The property: A “double” (2 family) in a border zone area in the city of Columbus. One unit was occupied by a long-term tenant at $350/month, which was at least $150/month below market. The other unit was vacant and rough. Here are some “before” pictures of the outside and the vacant unit:



How did you find it?: This was actually the 3rd property this particular seller sold me. Originally, she responded to a piece of direct mail I sent. Now, whenever she gets sick of one of her rentals, she just calls me for an offer.

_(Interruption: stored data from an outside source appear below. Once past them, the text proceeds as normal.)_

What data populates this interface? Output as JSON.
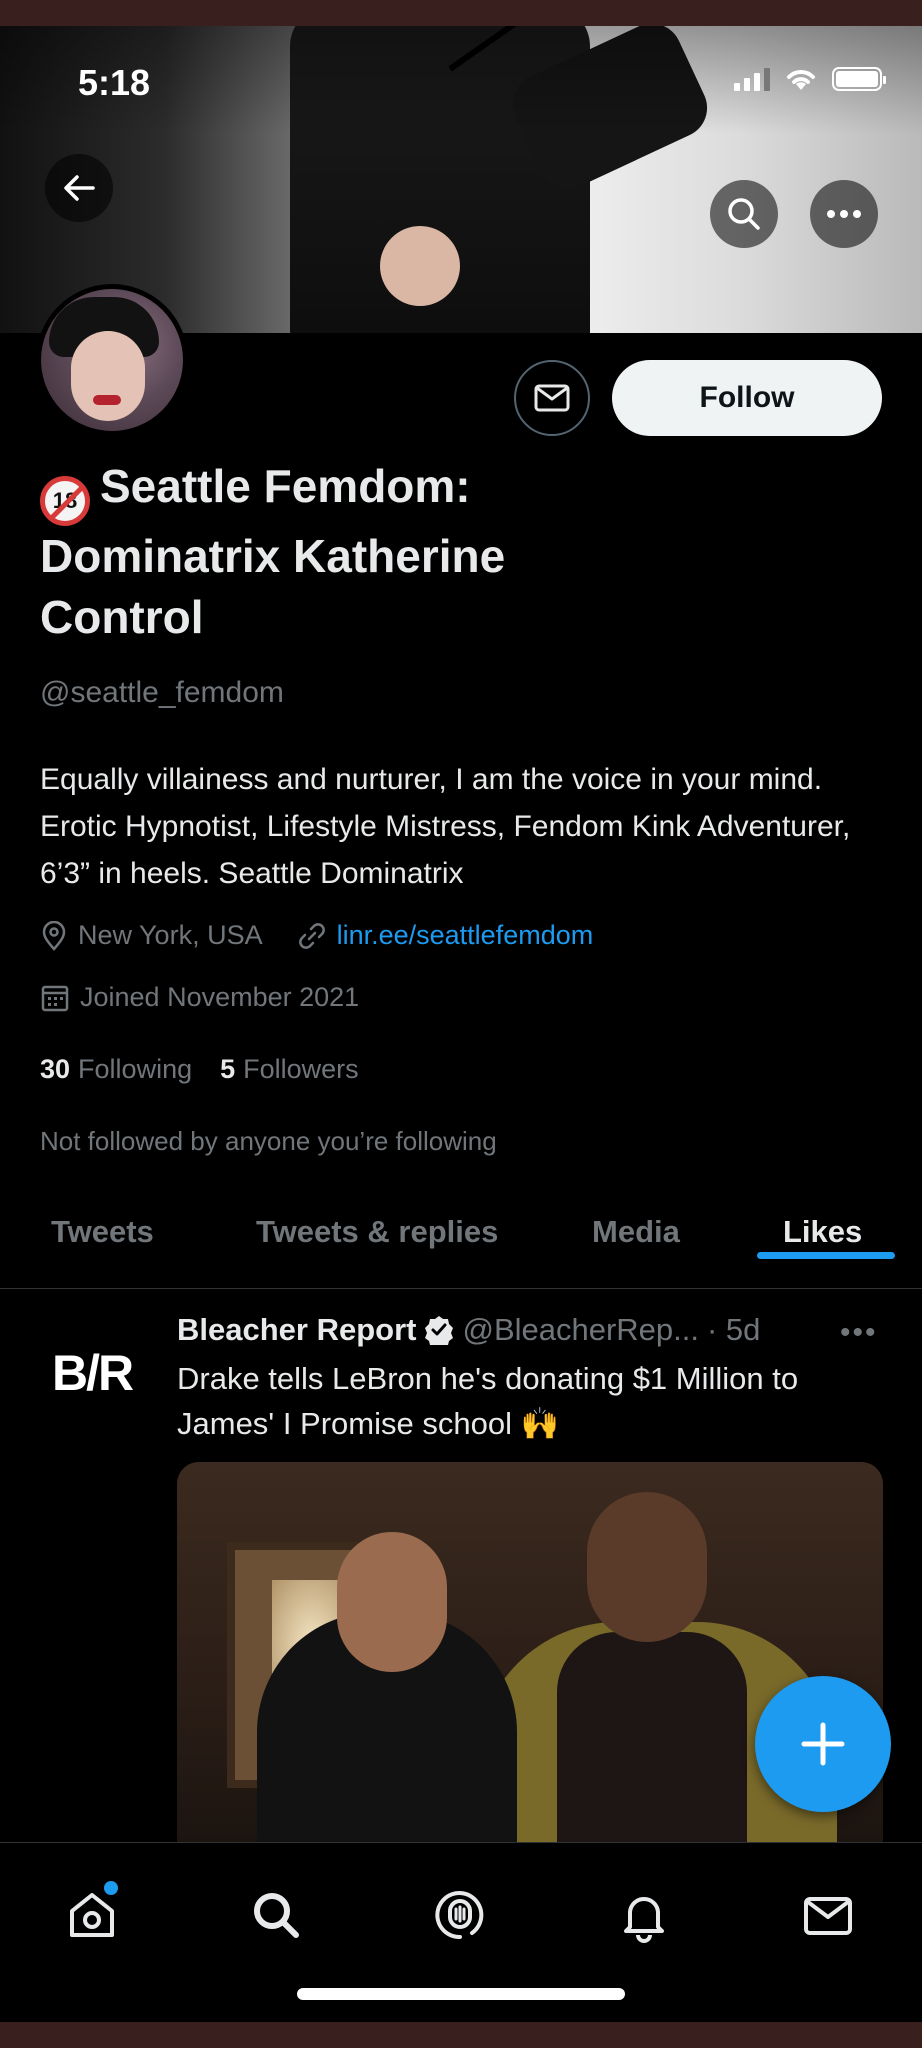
{
  "status_bar": {
    "time": "5:18"
  },
  "profile": {
    "display_name": "Seattle Femdom: Dominatrix Katherine Control",
    "badge_text": "18",
    "handle": "@seattle_femdom",
    "bio": "Equally villainess and nurturer, I am the voice in your mind. Erotic Hypnotist, Lifestyle Mistress, Fendom Kink Adventurer, 6’3” in heels. Seattle Dominatrix",
    "location": "New York, USA",
    "link": "linr.ee/seattlefemdom",
    "joined": "Joined November 2021",
    "following_count": "30",
    "following_label": "Following",
    "followers_count": "5",
    "followers_label": "Followers",
    "not_followed_text": "Not followed by anyone you’re following",
    "follow_button": "Follow"
  },
  "tabs": [
    {
      "label": "Tweets",
      "active": false
    },
    {
      "label": "Tweets & replies",
      "active": false
    },
    {
      "label": "Media",
      "active": false
    },
    {
      "label": "Likes",
      "active": true
    }
  ],
  "tweet": {
    "logo_text": "B/R",
    "author": "Bleacher Report",
    "handle": "@BleacherRep...",
    "time": "· 5d",
    "more": "•••",
    "text": "Drake tells LeBron he's donating $1 Million to James' I Promise school 🙌"
  },
  "colors": {
    "accent": "#1d9bf0",
    "background": "#000000",
    "text_primary": "#e7e9ea",
    "text_secondary": "#71767b"
  },
  "icons": {
    "nav": [
      "home-icon",
      "search-icon",
      "spaces-icon",
      "notifications-icon",
      "messages-icon"
    ],
    "fab": "compose-plus-icon"
  }
}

What did you pay? There aren’t very many fixed-up comps in this area, so I figured that based on a trashflow analysis, it was worth $33,000 to a landlord when fixed up and operating.  Based on that, and on the condition, I offered $8,500.

How did you finance it? That’s where things get interesting.

I actually bought this property in my self-directed Health Savings Account, which I opened in 2014 with the maximum contribution of $3,325. Obviously, this isn’t enough money to buy any property, so I knew that I’d have to borrow money for the purchase and rehab in order to build that account.

The issue is that when a lender makes a loan to a self-directed plan, whether it’s an IRA, 401K, H.S.A., or whatever, that loan has to be non-recourse, which means that the property itself is the only thing that the lender can take if the loan defaults. I can’t personally guarantee a loan if the property is owned by my H.S.A., so the lender can’t come after my income or my other assets. All he can do is take the house back.

Luckily, I knew a guy that I met at the OREIA convention who was looking to make small loans from his IRA. I called him and explained the situation. He ended up loaning my H.S.A. $13,350, which was enough to buy the house and, along with the money I already had in there, do the ‘pre-hab’.

The terms of the loan were: 10% simple interest, 1 year, no payments, and I agreed as part of the financing to pay the costs of wiring money and so on from his IRA. It basically cost me $1,425 in interest and fees to borrow the money.

What did you do next? I thought I could get a lot more for this house by cleaning it out and listing it on MLS than I could by just wholesaling it as-is, so I hired some guys to do the work (you can’t personally do work on properties owned by your H.S.A.). As you can see, it was literally just a cleanout:




When it was done, I had an agent list it for $27,000. It sold fairly quickly.

When the dust settled, my H.S.A. got a check for $26,700 from the sale. I had also collected $1,050 in rent during the 3 months I owned it. After purchase, rehab, finance, and fees to the H.S.A. custodian, I ended up with $11,311 extra dollars in my Health Savings Account, so now I have 2 years’ worth of deductibles in that account.

Because I borrowed all the money to do this deal, I will have to pay about 20% tax on the profit. Still, it put about 3x the money into the account in about 3 months than I could contribute in 1 year, and the profits I generate from the profits will be tax-free.

What’s your future goal with your H.S.A.? Since it can only be used for qualified medical expenses, I’m not looking to put millions into it the way I am my IRA. I’m in the middle of another deal in it, and when that one’s done I should have enough cash to start making private loans or maybe buy a rental. I just want to have 4-5 years’ worth of out of pocket expenses in the account.

Any advice for Inner Circle members? I basically learned how to do deals in IRAs and HSAs from a 2-day seminar COREE put on in 2015. I knew that they COULD be done, but it took going to that event and meeting people who had DONE it to get me off my butt. Since then, I’ve been all about building retirement and health care funds tax-free. I’m going back again this August, and I’ve gone from being a complete novice to a presenter in that 2 years. I’d suggest that if they can make it, they do that.